Peter grabbed his compact, to make sure his hair was in place before returning home. The mirror flashed behind him, showing Charley, Amy, Brenda and Evil. They were all saying their goodbyes to Jerry. Who didn't appear in the mirror! "Maybe the girlfriends could go shopping for the baby while the guys sit back and watch horror movies and the occult," said Jerry to Ed.
The vampire hunter dropped his compact and it shattered upon the ground, grabbing the group's attention. "Something wrong, Mr. Vincent?" asked Jerry.
"It was just my clumsiness," lied Peter, laughing away the fear on his face.
"Are you sure?" asked Jerry.
"Oh, I'm positive!" said Peter. "We have been taking up much too much of your time." Peter pushed the four kids out the door. "Thank you so much, now come alone, everybody."
Once the door was shut behind them, Peter took off running for his car. "What's wrong with you?" asked Charley.
"Nothing!" lied an obviously freaked out Peter getting into his car.
"Then why are you shaking?" asked Evil.
"I'm not shaking!"
"Did you see something that made you think that Jerry is a vampire?" asked Amy.
"Of course not!"
"Mr. Vincent, then why are you freaked out?" asked Brenda, crossing her arms. "I can smell fear and you reek of fear. You have to tell us."
"He didn't cast a reflection in my mirror!" cried Peter. "Satisfied now, Mrs. Thompson?"
"Shit!" yelled Charley. He turned around to see Evil and Brenda walking away. "Where you goin', pencil dick?"
Evil and Brenda turned around.
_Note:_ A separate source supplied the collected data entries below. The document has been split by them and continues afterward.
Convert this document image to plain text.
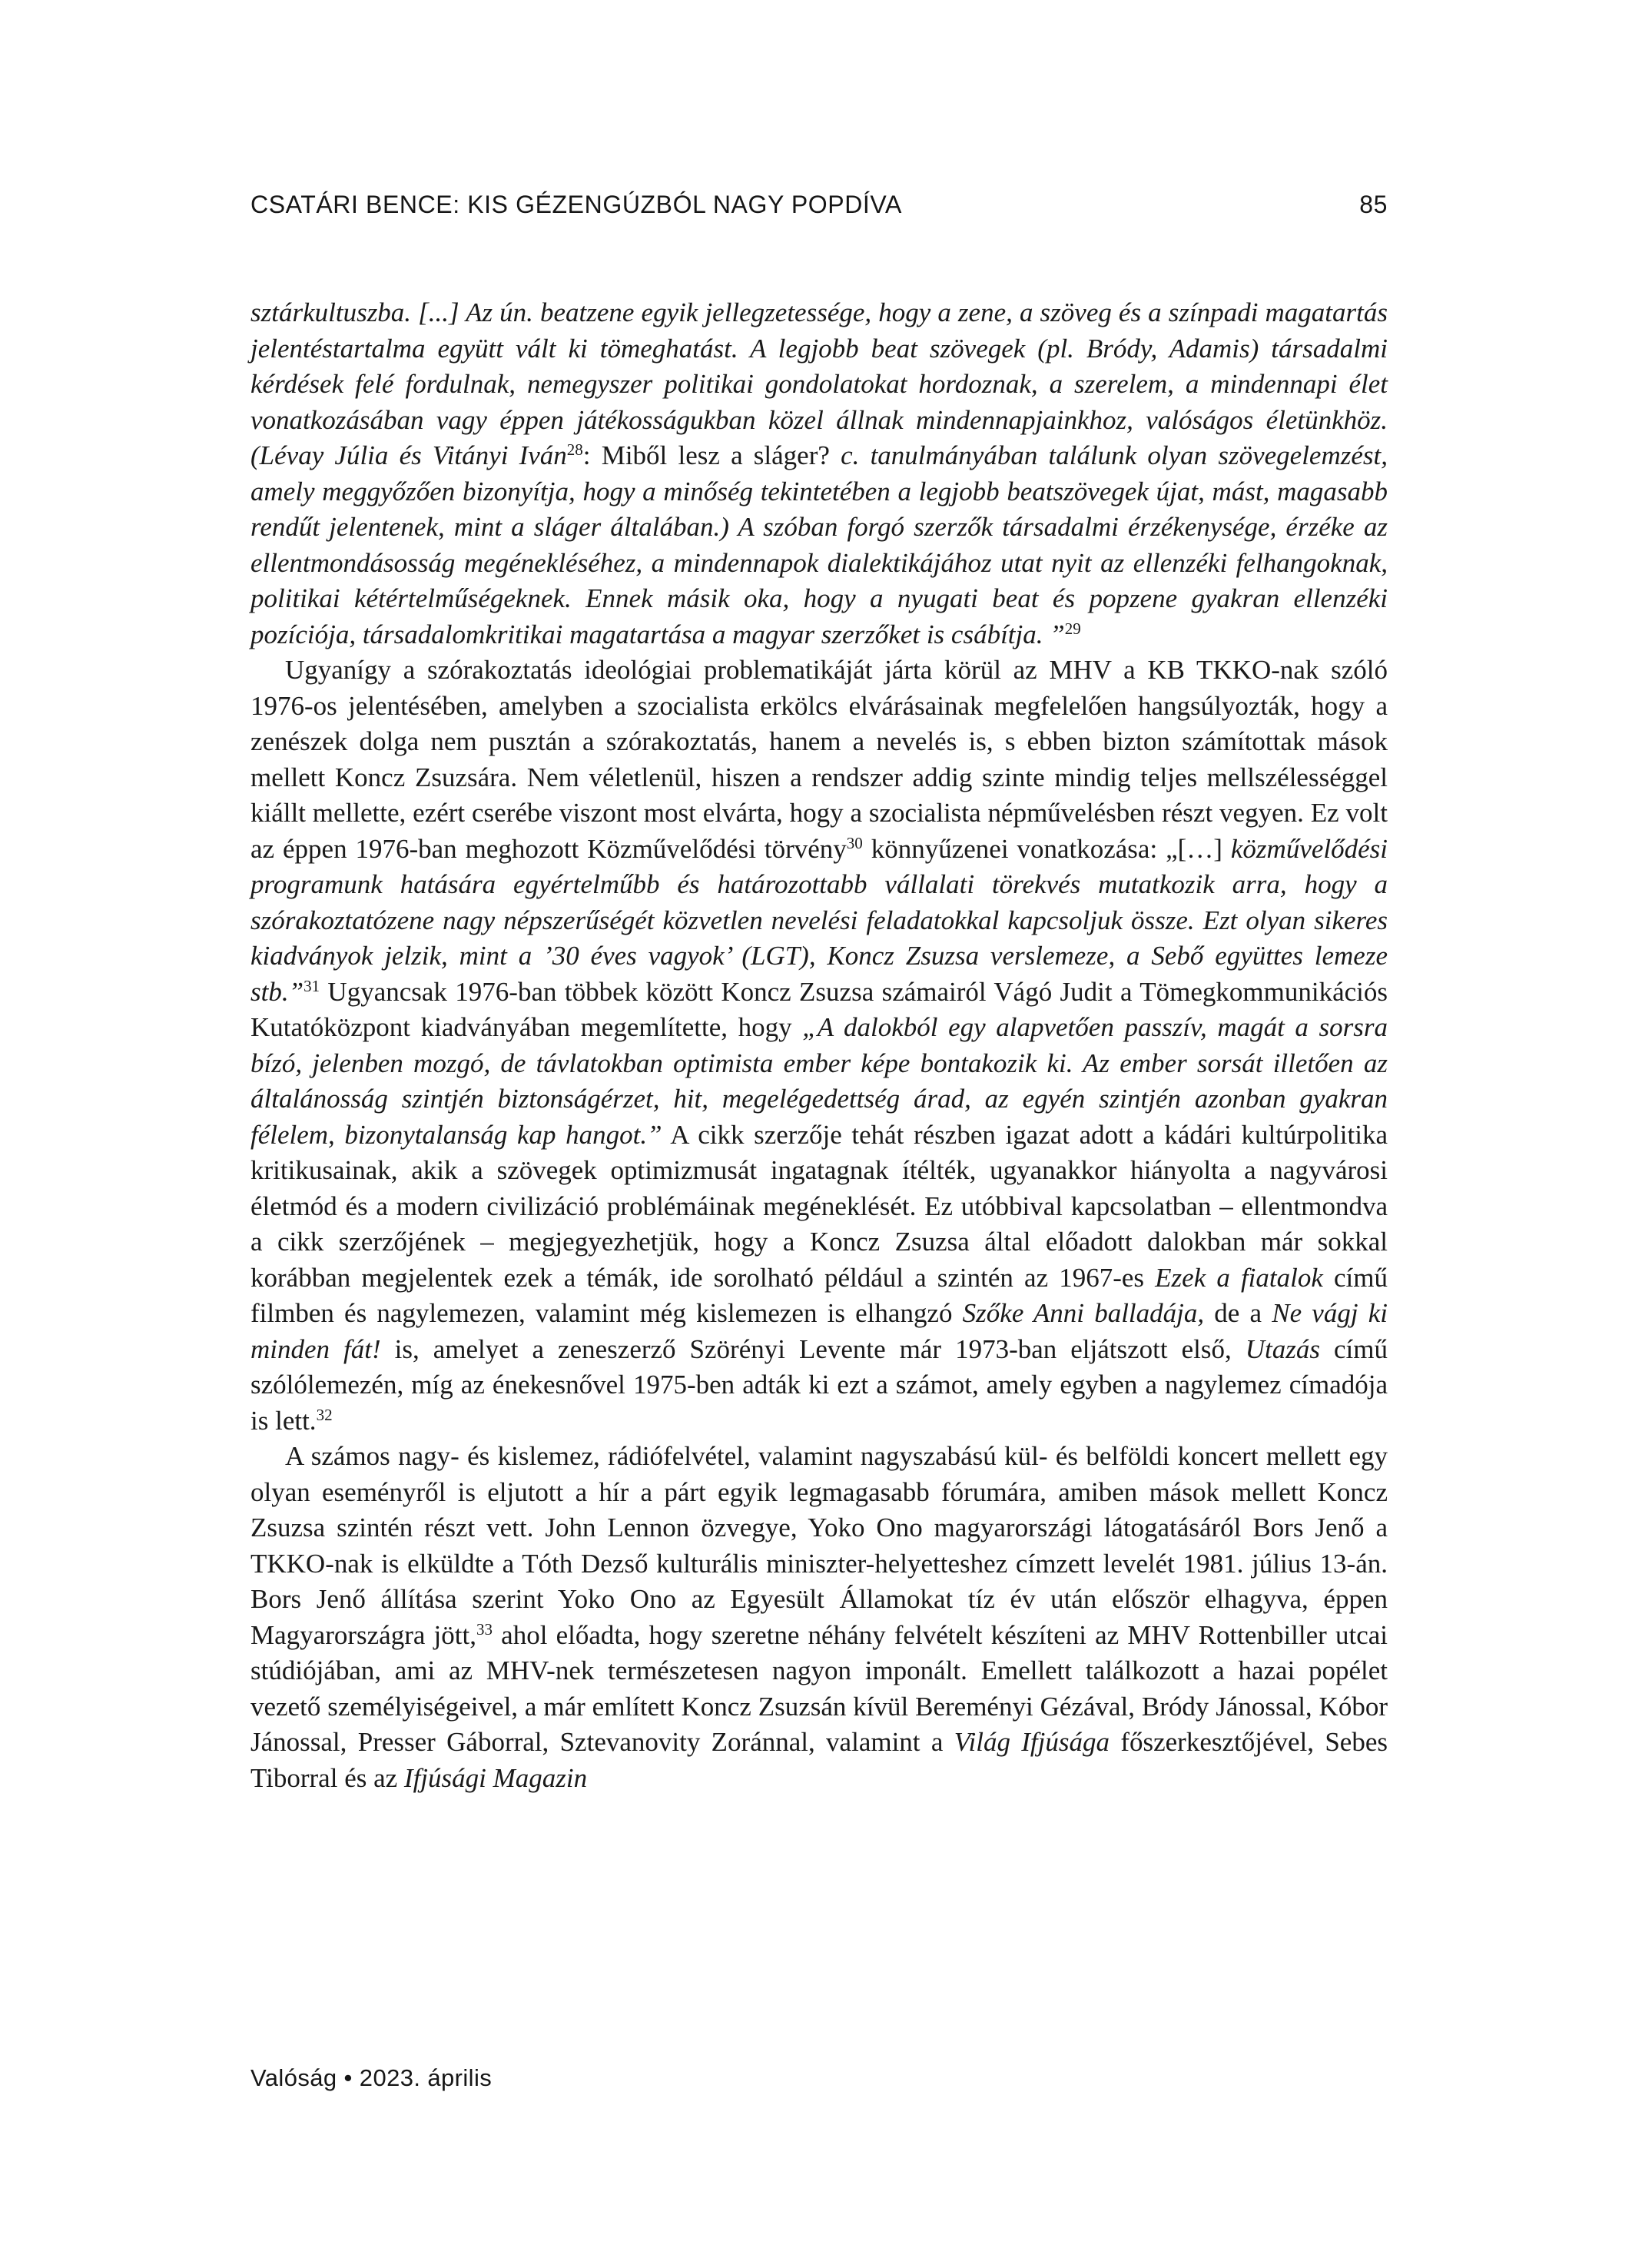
CSATÁRI BENCE: KIS GÉZENGÚZBÓL NAGY POPDÍVA	85

sztárkultuszba. [...] Az ún. beatzene egyik jellegzetessége, hogy a zene, a szöveg és a színpadi magatartás jelentéstartalma együtt vált ki tömeghatást. A legjobb beat szövegek (pl. Bródy, Adamis) társadalmi kérdések felé fordulnak, nemegyszer politikai gondolatokat hordoznak, a szerelem, a mindennapi élet vonatkozásában vagy éppen játékosságukban közel állnak mindennapjainkhoz, valóságos életünkhöz. (Lévay Júlia és Vitányi Iván$^{28}$: Miből lesz a sláger? c. tanulmányában találunk olyan szövegelemzést, amely meggyőzően bizonyítja, hogy a minőség tekintetében a legjobb beatszövegek újat, mást, magasabb rendűt jelentenek, mint a sláger általában.) A szóban forgó szerzők társadalmi érzékenysége, érzéke az ellentmondásosság megénekléséhez, a mindennapok dialektikájához utat nyit az ellenzéki felhangoknak, politikai kétértelműségeknek. Ennek másik oka, hogy a nyugati beat és popzene gyakran ellenzéki pozíciója, társadalomkritikai magatartása a magyar szerzőket is csábítja. ”$^{29}$

Ugyanígy a szórakoztatás ideológiai problematikáját járta körül az MHV a KB TKKO-nak szóló 1976-os jelentésében, amelyben a szocialista erkölcs elvárásainak megfelelően hangsúlyozták, hogy a zenészek dolga nem pusztán a szórakoztatás, hanem a nevelés is, s ebben bizton számítottak mások mellett Koncz Zsuzsára. Nem véletlenül, hiszen a rendszer addig szinte mindig teljes mellszélességgel kiállt mellette, ezért cserébe viszont most elvárta, hogy a szocialista népművelésben részt vegyen. Ez volt az éppen 1976-ban meghozott Közművelődési törvény$^{30}$ könnyűzenei vonatkozása: „[…] közművelődési programunk hatására egyértelműbb és határozottabb vállalati törekvés mutatkozik arra, hogy a szórakoztatózene nagy népszerűségét közvetlen nevelési feladatokkal kapcsoljuk össze. Ezt olyan sikeres kiadványok jelzik, mint a ’30 éves vagyok’ (LGT), Koncz Zsuzsa verslemeze, a Sebő együttes lemeze stb.”$^{31}$ Ugyancsak 1976-ban többek között Koncz Zsuzsa számairól Vágó Judit a Tömegkommunikációs Kutatóközpont kiadványában megemlítette, hogy „A dalokból egy alapvetően passzív, magát a sorsra bízó, jelenben mozgó, de távlatokban optimista ember képe bontakozik ki. Az ember sorsát illetően az általánosság szintjén biztonságérzet, hit, megelégedettség árad, az egyén szintjén azonban gyakran félelem, bizonytalanság kap hangot.” A cikk szerzője tehát részben igazat adott a kádári kultúrpolitika kritikusainak, akik a szövegek optimizmusát ingatagnak ítélték, ugyanakkor hiányolta a nagyvárosi életmód és a modern civilizáció problémáinak megéneklését. Ez utóbbival kapcsolatban – ellentmondva a cikk szerzőjének – megjegyezhetjük, hogy a Koncz Zsuzsa által előadott dalokban már sokkal korábban megjelentek ezek a témák, ide sorolható például a szintén az 1967-es Ezek a fiatalok című filmben és nagylemezen, valamint még kislemezen is elhangzó Szőke Anni balladája, de a Ne vágj ki minden fát! is, amelyet a zeneszerző Szörényi Levente már 1973-ban eljátszott első, Utazás című szólólemezén, míg az énekesnővel 1975-ben adták ki ezt a számot, amely egyben a nagylemez címadója is lett.$^{32}$

A számos nagy- és kislemez, rádiófelvétel, valamint nagyszabású kül- és belföldi koncert mellett egy olyan eseményről is eljutott a hír a párt egyik legmagasabb fórumára, amiben mások mellett Koncz Zsuzsa szintén részt vett. John Lennon özvegye, Yoko Ono magyarországi látogatásáról Bors Jenő a TKKO-nak is elküldte a Tóth Dezső kulturális miniszter-helyetteshez címzett levelét 1981. július 13-án. Bors Jenő állítása szerint Yoko Ono az Egyesült Államokat tíz év után először elhagyva, éppen Magyarországra jött,$^{33}$ ahol előadta, hogy szeretne néhány felvételt készíteni az MHV Rottenbiller utcai stúdiójában, ami az MHV-nek természetesen nagyon imponált. Emellett találkozott a hazai popélet vezető személyiségeivel, a már említett Koncz Zsuzsán kívül Bereményi Gézával, Bródy Jánossal, Kóbor Jánossal, Presser Gáborral, Sztevanovity Zoránnal, valamint a Világ Ifjúsága főszerkesztőjével, Sebes Tiborral és az Ifjúsági Magazin

Valóság • 2023. április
Evil looked down and laughed. "I am not even gonna dignify that insult with a retort," sighed Brenda.
"We're going home," said Evil.
"No way!" demanded Charley. "We walk Amy home first!"
"Looks just like her, doesn't she?" mused Jerry as he watched the four walk to Amy's house.
The four walked near an alleyway and Evil and Brenda veered towards it. "Let's cut through here," said Brenda.
"No way!" hissed Charley. "We want people and lights. The more, the better."
"Listen, Brewster, vampires don't exist," said Evil. "Haven't you figured that out yet?"
"What if you're wrong, Evil?" asked Charley. "What if Dandrige is a vampire and he thinks you know it? Would you walk down an alley then?"
"Oh, fuck you, Brewster," said Brenda, grabbing Evil's arm. Charley and Amy watched as they walked down the alley.
Charley tried to grab for them. "Evil, Brenda, just stick with us, all right?"
"Forget it! You may be chicken shit, but we're not!" leered Evil.
"What'll we do?" asked Amy as Evil and Brenda walked on.
"Let them go," said Charley. "No vampire's gonna want him anyway. Probably give him blood poisoning."
"What about Brenda?" asked Amy.
"Evil would cut his own dick off for her," said Charley. "Not worried about her as long as she's with Evil."
Suddenly, Amy and Charley heard Brenda and Evil scream together. They took off down the alley and saw Brenda standing there, looking freaked out and Evil sitting on the ground, holding his neck. "Jesus! I warned him!" cried Charley.
"He got him, Charley! He bit my Eddie baby!" cried Brenda.
"You know what you're gonna have to do now, don't you? Brenda won't do it," said Evil. "Kill me. Kill me, Charley...before I turn into a vampire...and give you a hickey!"
Evil and Brenda began to laugh, hard. "You asshole!" screamed Charley.
"You really believed him, you poor dope!" laughed Brenda.
"You'll get yours someday," sneered Charley.
"Oh, yeah? When? When I'm bit by a vampire?" asked Evil. "There are no such things as vampires, fruitcake!"